Given the validity of the Leaf concept, backed so far by half a million motorists, there seems little chance that the Mk3 model will be greatly different when it arrives in three years or so. We would guess that it might migrate to the new platform of the Ariya electric SUV (which has a 2770mm wheelbase, compared with the current Leaf’s 2700mm one) but that, despite promises of more exotic battery tech than lithium ion packs, technology will creep rather than rush forward.
In short, with the arrival of the e+, the Leaf appears to offer as much performance and range as it will need for the near-to-medium term. Nissan’s emphasis must now surely be directed on EV line-up expansion. But as it heads into new territory, it will undoubtedly benefit from a priceless decade of experience at producing and developing that original Leaf, remembered forever as the pioneer of the electric age.
Buying an early Leaf
The early Nissan Leaf you buy is likely to be affordable, rather than a giveaway. These cars are well-made and they tend to hold their value.
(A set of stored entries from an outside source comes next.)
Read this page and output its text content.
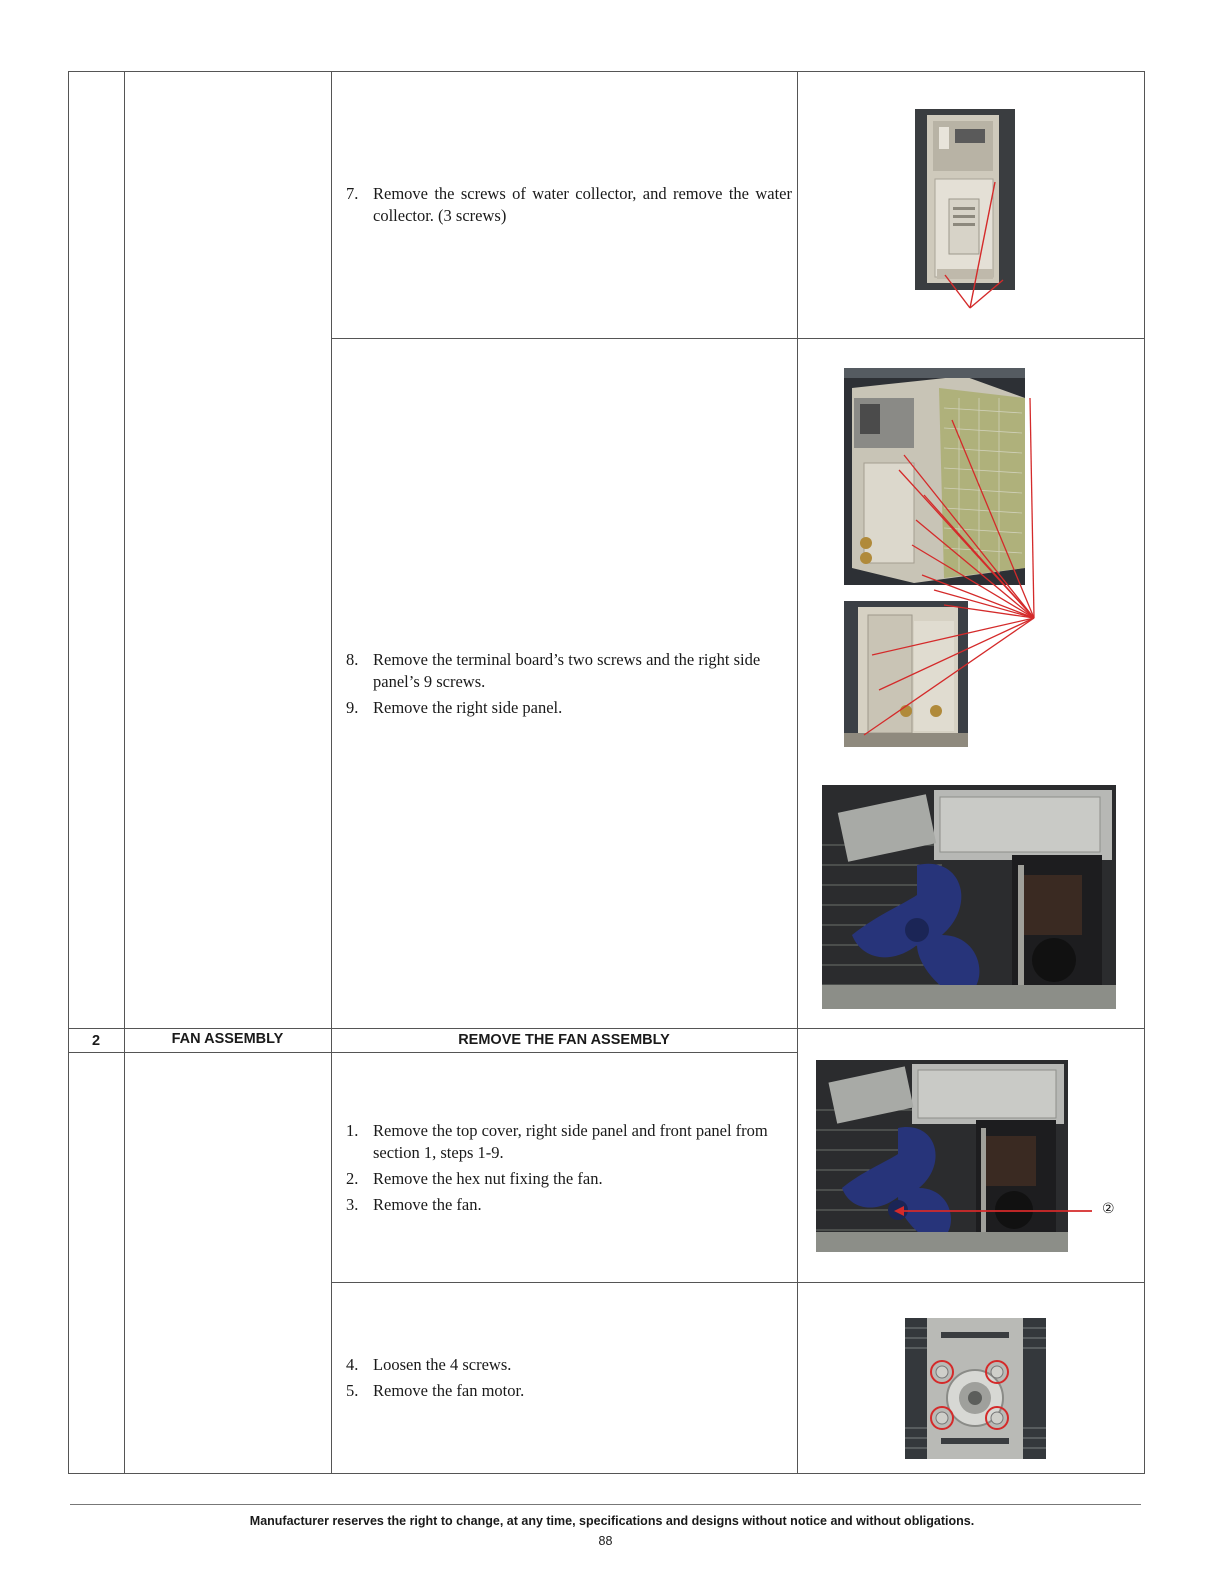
7. Remove the screws of water collector, and remove the water collector. (3 screws)
8. Remove the terminal board’s two screws and the right side panel’s 9 screws.
9. Remove the right side panel.
2	FAN ASSEMBLY	REMOVE THE FAN ASSEMBLY
1. Remove the top cover, right side panel and front panel from section 1, steps 1-9.
2. Remove the hex nut fixing the fan.
3. Remove the fan.
4. Loosen the 4 screws.
5. Remove the fan motor.
②
Manufacturer reserves the right to change, at any time, specifications and designs without notice and without obligations.
88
Our hunt was especially for 30kWh Mk1 versions built from around 2015 to 2017 (when supply built up in the market), because the Leaf experts tell us that ‘30s’ are considerably more capable for range than the earliest 24kWh cars, some of which were inclined to lose battery performance quicker than later models.
Look to be paying around £10,000 (after haggling) for a 2016 sub-30,000- miler in good condition and you won’t be going too far wrong.
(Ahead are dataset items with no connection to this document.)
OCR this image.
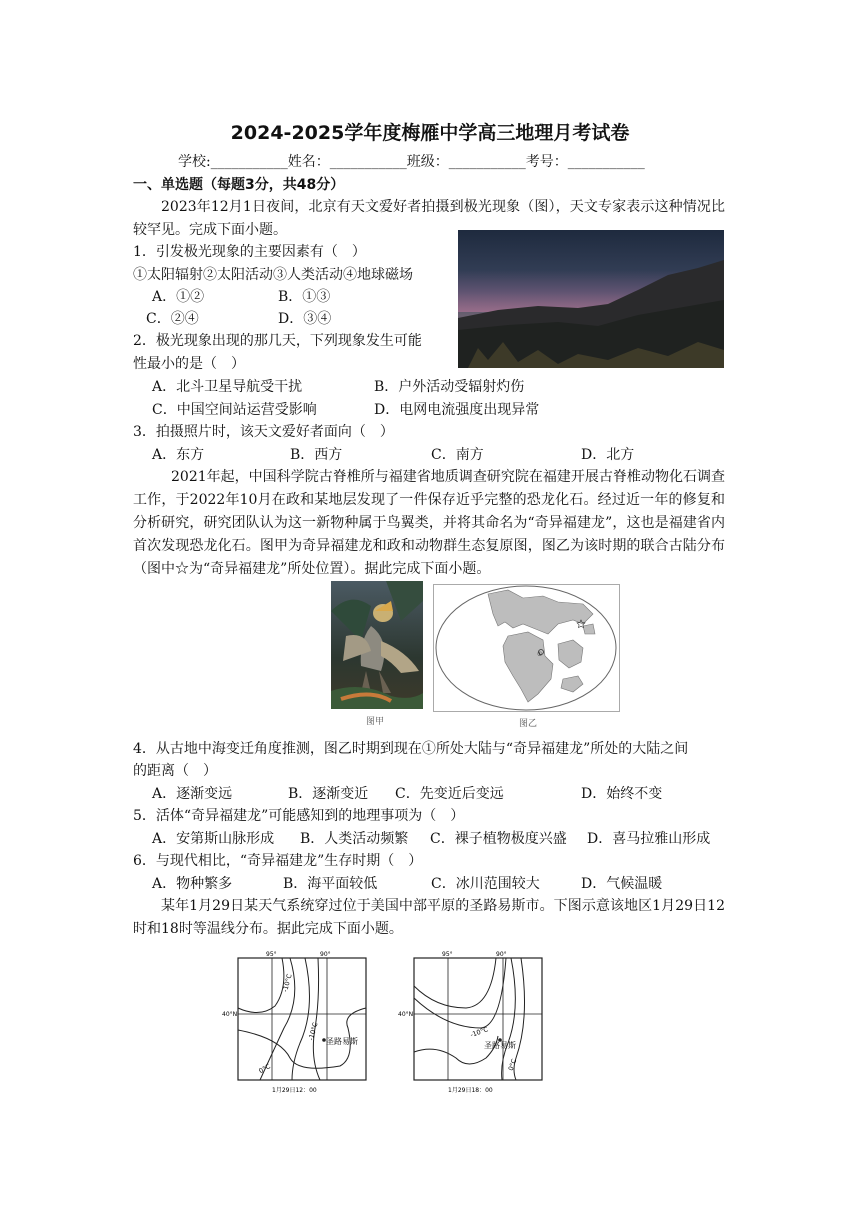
2024-2025学年度梅雁中学高三地理月考试卷
学校:___________姓名：___________班级：___________考号：___________
一、单选题（每题3分，共48分）
2023年12月1日夜间，北京有天文爱好者拍摄到极光现象（图），天文专家表示这种情况比较罕见。完成下面小题。
1．引发极光现象的主要因素有（　）
①太阳辐射②太阳活动③人类活动④地球磁场
A．①②	B．①③
C．②④	D．③④
2．极光现象出现的那几天，下列现象发生可能
性最小的是（　）
A．北斗卫星导航受干扰	B．户外活动受辐射灼伤
C．中国空间站运营受影响	D．电网电流强度出现异常
3．拍摄照片时，该天文爱好者面向（　）
A．东方	B．西方	C．南方	D．北方
2021年起，中国科学院古脊椎所与福建省地质调查研究院在福建开展古脊椎动物化石调查工作，于2022年10月在政和某地层发现了一件保存近乎完整的恐龙化石。经过近一年的修复和分析研究，研究团队认为这一新物种属于鸟翼类，并将其命名为“奇异福建龙”，这也是福建省内首次发现恐龙化石。图甲为奇异福建龙和政和动物群生态复原图，图乙为该时期的联合古陆分布（图中☆为“奇异福建龙”所处位置）。据此完成下面小题。
图甲
①
图乙
4．从古地中海变迁角度推测，图乙时期到现在①所处大陆与“奇异福建龙”所处的大陆之间
的距离（　）
A．逐渐变远	B．逐渐变近 C．先变近后变远	D．始终不变
5．活体“奇异福建龙”可能感知到的地理事项为（　）
A．安第斯山脉形成 B．人类活动频繁 C．裸子植物极度兴盛 D．喜马拉雅山形成
6．与现代相比，“奇异福建龙”生存时期（　）
A．物种繁多	B．海平面较低	C．冰川范围较大	D．气候温暖
某年1月29日某天气系统穿过位于美国中部平原的圣路易斯市。下图示意该地区1月29日12时和18时等温线分布。据此完成下面小题。
95°	90°
40°N
-10°C
-10°C
0°C
圣路易斯
1月29日12：00
95°	90°
40°N
-10°C
0°C
圣路易斯
1月29日18：00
The best bulwark against declining battery capability (generally less of a problem than it’s billed) is a fairly low mileage. Fewer charges, especially fast charges, means less battery decline. But in any case, many people buy Leafs of this age for exclusively short-haul use.
“I bought our Leaf as a second car, but it soon became our first,” is a remark you hear all the time. “We use it for just about everything we do, and we just keep the Mercedes estate for our occasional trips to Scotland.”
Leafs on the road
Practically speaking, these two cars don’t show much of a difference from 10 years. Both have the characteristics their buyers chose them for: extreme smoothness of power delivery, lots of urge from step-off and a freedom from troublesome stuff like the need to operate a clutch or a gearstick.